Let $R$ be a ring and $k$ be a field such that $k\hookrightarrow R$. Thus, given two $R$-modules $M$ and $N$, we can regard $\operatorname{Hom}(M,N)=\operatorname{Hom}_R(M,N)$ as a vector space over $k$. The following facts are given:
If $E$ and $E'$ are two simple $R$-modules, we know that the dimension of $\operatorname{Hom}(E,E')$ is at most $1$.
Both $M$ and $N$ have finite length, i.e. they have a finite sequence $0=M_0\subsetneq M_1\subsetneq\dots\subsetneq M_n=M$ such that $M_i/M_{i-1}$ is simple, and similarly for $N$.
Now, I should prove by induction over the length of $M$ that the dimension of $\operatorname{Hom}(M,E'')$ is finite for every simple $R$-module $E''$. The case length $=1$ is obvious, but how to do the induction step?
Ultimately, I want to prove that the dimension of $\operatorname{Hom}(M,N)$ is finite, but I think that I will be able to do it myself if I understood the $\operatorname{Hom}(M,E'')$-case.
Thank you!
Suppose you know $\text{Hom}(M_i, E')$ is finite dimensional for $i<k$.

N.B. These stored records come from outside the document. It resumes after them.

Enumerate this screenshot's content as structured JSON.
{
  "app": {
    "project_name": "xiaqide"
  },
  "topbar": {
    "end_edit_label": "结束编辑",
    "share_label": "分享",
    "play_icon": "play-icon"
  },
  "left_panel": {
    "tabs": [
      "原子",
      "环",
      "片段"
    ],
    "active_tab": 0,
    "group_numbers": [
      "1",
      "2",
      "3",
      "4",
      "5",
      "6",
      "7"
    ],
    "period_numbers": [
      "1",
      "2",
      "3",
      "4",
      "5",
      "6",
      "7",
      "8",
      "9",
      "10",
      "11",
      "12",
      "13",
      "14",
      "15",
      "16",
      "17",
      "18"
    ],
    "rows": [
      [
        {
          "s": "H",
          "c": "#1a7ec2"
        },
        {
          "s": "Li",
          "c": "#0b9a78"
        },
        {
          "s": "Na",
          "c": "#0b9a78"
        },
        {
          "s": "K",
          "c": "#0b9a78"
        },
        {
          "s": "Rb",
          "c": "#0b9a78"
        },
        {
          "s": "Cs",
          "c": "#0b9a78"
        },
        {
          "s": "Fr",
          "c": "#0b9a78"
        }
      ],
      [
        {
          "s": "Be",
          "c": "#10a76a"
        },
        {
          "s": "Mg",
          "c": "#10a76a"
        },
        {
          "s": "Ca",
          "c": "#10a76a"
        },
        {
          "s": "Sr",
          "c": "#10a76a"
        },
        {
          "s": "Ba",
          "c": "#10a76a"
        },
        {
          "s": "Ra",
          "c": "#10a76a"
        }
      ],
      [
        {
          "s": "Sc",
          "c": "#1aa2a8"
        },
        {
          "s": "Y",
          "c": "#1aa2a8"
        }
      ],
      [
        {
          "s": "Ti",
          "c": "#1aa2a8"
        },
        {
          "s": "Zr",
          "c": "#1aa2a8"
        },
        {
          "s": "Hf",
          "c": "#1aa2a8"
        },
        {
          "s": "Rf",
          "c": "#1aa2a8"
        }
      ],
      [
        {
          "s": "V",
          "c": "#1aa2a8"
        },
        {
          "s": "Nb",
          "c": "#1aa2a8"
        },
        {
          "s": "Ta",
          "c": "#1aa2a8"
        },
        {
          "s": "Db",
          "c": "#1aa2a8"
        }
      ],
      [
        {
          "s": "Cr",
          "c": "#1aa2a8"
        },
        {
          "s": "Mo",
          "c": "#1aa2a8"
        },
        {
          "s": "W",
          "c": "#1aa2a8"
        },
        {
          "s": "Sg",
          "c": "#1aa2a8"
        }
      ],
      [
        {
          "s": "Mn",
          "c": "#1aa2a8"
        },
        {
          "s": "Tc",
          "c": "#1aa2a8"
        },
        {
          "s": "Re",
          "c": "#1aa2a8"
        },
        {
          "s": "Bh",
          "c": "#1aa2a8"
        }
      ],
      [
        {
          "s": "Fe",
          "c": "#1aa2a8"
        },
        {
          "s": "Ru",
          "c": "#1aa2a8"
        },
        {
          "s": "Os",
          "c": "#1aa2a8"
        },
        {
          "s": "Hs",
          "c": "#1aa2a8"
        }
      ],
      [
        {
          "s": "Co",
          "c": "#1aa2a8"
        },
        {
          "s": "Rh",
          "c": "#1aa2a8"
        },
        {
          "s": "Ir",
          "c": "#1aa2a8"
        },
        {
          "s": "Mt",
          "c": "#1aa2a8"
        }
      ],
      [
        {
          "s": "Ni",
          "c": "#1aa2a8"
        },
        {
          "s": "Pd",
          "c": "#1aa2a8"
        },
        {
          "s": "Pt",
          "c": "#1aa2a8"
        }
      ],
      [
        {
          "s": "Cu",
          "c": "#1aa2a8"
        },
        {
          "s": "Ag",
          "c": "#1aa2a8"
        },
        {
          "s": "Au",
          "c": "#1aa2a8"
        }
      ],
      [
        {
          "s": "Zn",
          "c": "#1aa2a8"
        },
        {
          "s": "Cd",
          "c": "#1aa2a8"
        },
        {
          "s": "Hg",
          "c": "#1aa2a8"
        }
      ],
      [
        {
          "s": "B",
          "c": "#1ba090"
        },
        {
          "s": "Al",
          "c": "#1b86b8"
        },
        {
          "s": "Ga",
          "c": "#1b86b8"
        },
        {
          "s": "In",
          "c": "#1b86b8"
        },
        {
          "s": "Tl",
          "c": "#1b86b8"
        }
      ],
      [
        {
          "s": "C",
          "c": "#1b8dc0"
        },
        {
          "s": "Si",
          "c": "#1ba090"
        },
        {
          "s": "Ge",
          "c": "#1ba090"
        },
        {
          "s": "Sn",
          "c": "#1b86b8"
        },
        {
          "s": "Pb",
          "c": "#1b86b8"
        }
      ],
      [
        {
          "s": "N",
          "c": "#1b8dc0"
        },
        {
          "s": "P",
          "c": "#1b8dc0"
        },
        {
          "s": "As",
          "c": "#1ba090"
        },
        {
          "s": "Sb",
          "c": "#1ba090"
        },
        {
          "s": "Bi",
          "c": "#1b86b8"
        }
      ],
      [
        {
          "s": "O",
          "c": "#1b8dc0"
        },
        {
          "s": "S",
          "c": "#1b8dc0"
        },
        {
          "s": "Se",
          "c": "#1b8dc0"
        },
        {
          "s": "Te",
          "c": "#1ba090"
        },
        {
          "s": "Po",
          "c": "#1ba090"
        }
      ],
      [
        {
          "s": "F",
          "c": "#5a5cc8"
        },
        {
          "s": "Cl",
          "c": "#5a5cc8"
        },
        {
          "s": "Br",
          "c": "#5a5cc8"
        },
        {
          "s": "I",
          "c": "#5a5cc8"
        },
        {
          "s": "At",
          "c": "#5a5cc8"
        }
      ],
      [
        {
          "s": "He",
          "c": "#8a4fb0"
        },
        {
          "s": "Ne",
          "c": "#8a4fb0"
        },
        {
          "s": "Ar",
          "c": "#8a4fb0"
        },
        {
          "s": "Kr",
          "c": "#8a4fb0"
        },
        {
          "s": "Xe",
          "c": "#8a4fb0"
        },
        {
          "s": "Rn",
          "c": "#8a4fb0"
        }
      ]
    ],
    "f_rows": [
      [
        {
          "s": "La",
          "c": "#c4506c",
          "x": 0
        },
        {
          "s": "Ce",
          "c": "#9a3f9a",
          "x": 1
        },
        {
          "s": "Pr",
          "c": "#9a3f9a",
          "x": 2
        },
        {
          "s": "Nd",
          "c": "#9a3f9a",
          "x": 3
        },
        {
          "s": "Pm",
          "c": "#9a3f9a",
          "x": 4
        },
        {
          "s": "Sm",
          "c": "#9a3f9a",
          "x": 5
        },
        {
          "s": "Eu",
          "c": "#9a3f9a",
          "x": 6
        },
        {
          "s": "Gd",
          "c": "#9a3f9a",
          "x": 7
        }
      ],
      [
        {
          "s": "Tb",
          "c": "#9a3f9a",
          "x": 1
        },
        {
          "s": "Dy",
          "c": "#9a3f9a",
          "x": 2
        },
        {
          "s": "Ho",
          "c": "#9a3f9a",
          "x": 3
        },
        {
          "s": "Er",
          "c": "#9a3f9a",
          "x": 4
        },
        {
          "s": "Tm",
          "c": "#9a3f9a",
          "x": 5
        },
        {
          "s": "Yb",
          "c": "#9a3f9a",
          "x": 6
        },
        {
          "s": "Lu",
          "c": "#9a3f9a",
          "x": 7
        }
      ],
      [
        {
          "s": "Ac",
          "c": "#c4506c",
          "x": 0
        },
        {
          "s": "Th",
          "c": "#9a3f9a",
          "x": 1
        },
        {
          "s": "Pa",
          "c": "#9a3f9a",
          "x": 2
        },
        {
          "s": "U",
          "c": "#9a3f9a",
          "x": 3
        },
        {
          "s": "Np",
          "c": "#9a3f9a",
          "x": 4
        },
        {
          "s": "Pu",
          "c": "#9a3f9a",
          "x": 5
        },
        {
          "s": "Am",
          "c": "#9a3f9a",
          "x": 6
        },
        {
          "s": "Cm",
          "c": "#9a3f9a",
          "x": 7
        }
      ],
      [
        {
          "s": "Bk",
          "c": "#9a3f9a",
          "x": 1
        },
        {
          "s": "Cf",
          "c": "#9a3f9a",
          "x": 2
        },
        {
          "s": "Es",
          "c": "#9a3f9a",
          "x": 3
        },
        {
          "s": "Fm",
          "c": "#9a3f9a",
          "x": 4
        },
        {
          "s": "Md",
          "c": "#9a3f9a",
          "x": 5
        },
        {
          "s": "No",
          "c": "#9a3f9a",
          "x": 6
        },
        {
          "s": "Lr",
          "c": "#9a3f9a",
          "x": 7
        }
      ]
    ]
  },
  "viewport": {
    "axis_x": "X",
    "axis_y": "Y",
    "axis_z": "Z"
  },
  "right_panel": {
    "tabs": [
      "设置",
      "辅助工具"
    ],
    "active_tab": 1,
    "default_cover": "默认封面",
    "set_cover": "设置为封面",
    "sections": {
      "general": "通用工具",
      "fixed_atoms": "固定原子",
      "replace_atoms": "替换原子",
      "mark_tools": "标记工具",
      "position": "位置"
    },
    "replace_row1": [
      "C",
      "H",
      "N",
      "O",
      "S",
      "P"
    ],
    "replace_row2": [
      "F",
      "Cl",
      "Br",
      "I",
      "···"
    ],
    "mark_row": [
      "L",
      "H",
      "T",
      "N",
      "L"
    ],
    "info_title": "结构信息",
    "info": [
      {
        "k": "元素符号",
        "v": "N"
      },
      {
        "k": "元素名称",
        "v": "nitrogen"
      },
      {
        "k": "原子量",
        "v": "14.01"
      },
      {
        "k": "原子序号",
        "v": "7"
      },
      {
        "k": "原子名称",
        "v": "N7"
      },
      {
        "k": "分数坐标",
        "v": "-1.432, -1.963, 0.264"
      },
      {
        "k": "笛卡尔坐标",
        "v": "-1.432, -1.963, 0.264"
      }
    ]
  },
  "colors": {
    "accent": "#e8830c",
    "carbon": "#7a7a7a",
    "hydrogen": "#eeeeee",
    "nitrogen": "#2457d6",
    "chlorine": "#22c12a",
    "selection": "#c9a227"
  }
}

Then $0 \rightarrow M_{k-1} \rightarrow M_k \rightarrow M_{k}/M_{k-1} \rightarrow 0$ is exact, whence
$0 \rightarrow \text{Hom}(M_{k}/M_{k-1}, E') \rightarrow \text{Hom}(M_k, E') \rightarrow \text{Hom}(M_{k-1}, E')$
is exact. But then $Hom(M_k, E')/\text{Hom}(M_k/M_{k-1}, E')$ is a subspace of a finite-dimensional vector space, so it's finite dimensional, and we also know the bottom guy is finite dimensional by assumption, so we're done.
Now you know it for $Hom(M, E')$, and the case for $Hom(M, N)$ from here is even easier I think.